Testo: Poche storie. Devi aspettare. (V)
di otis



La scala piazzata nel piccolo corridoio della sala d’aspetto dell’otorino mi ricordava quella del lampionaio di stelle. È il ricordo dei libri delle favole.

D’un tratto il soffitto senza macchia si cominciò ad assottigliare e fiotti di un cielo blu scuro cominciarono a penetrarlo e ad affacciarsi ai sogni di una bimba, appena appena paziente. Un uomo piccolo piazzò proprio accanto a me la sua scala a pioli: era affaticato dal peso dell’attrezzo che usava portare sulla spalla, il braccio destro infilato tra un piolo e l’altro la tratteneva contro il suo corpo e sembrava che ne alleggerisse il peso. Il cielo blu notte, ancora punteggiato di stelle, si preparava all’alba. L’omino indossava una tuba malconcia di colore blu notte, stretta da una fascia nera lucente.
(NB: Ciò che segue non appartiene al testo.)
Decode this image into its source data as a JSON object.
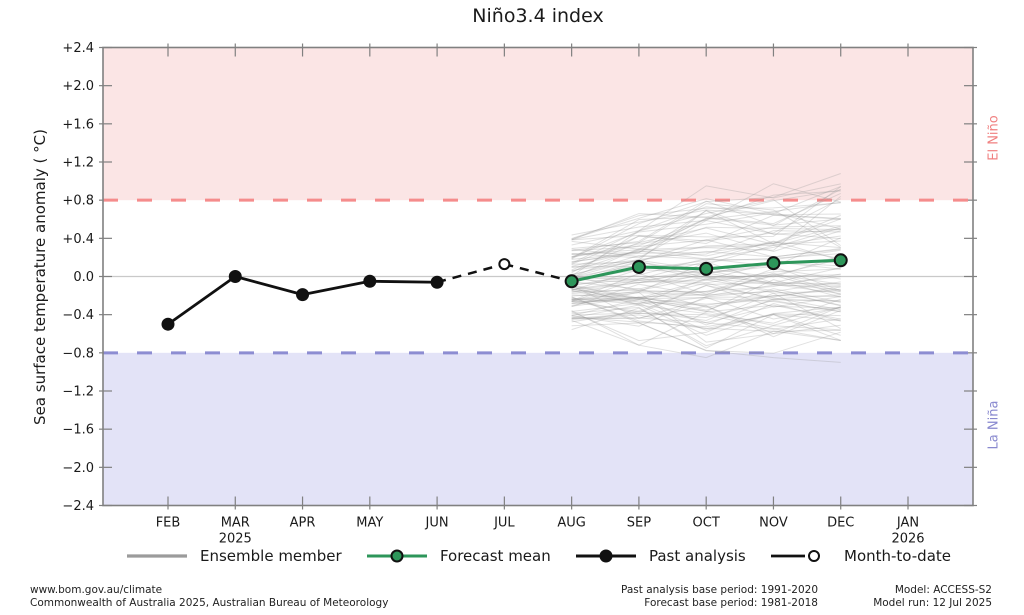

Era apparso all’improvviso, camminando in salita sulla strada giusta. Salì sulla sua scala fino a toccare il cielo e …puff, ecco scomparire la fiamma della stella più bella. E via, a spengere tutte le altre stelle prima ancora che compaiano i primi raggi dell’alba: sorge il sole e la stella muore.
Ogni sera egli compie ancora il suo lungo percorso che durerà fino al calare delle ombre: inizia con Venere e poi con ….. e le stelle del Gran Carro e la stella Polare.
La massima magnificenza del suo lavoro si ammira nelle serate di cielo limpido, in quelle magnifiche serate con l’aria frizzantina e gelida. Sarebbe bello rimanere fuori con il naso all’insù ad ammirare tutte quelle stelle: che miracoli compie il lampionaio. Quando appaiono le nubi minacciose di pioggia e coprono il blu scuro del cielo notturno, il lampionaio è ancora lì, quelle notti non dorme, è lì a vigilare che ogni stella rimanga accesa. E casomai ciò dovesse accadere, lui le riaccende: il lampionaio ha sempre con sé gli arnesi del mestiere.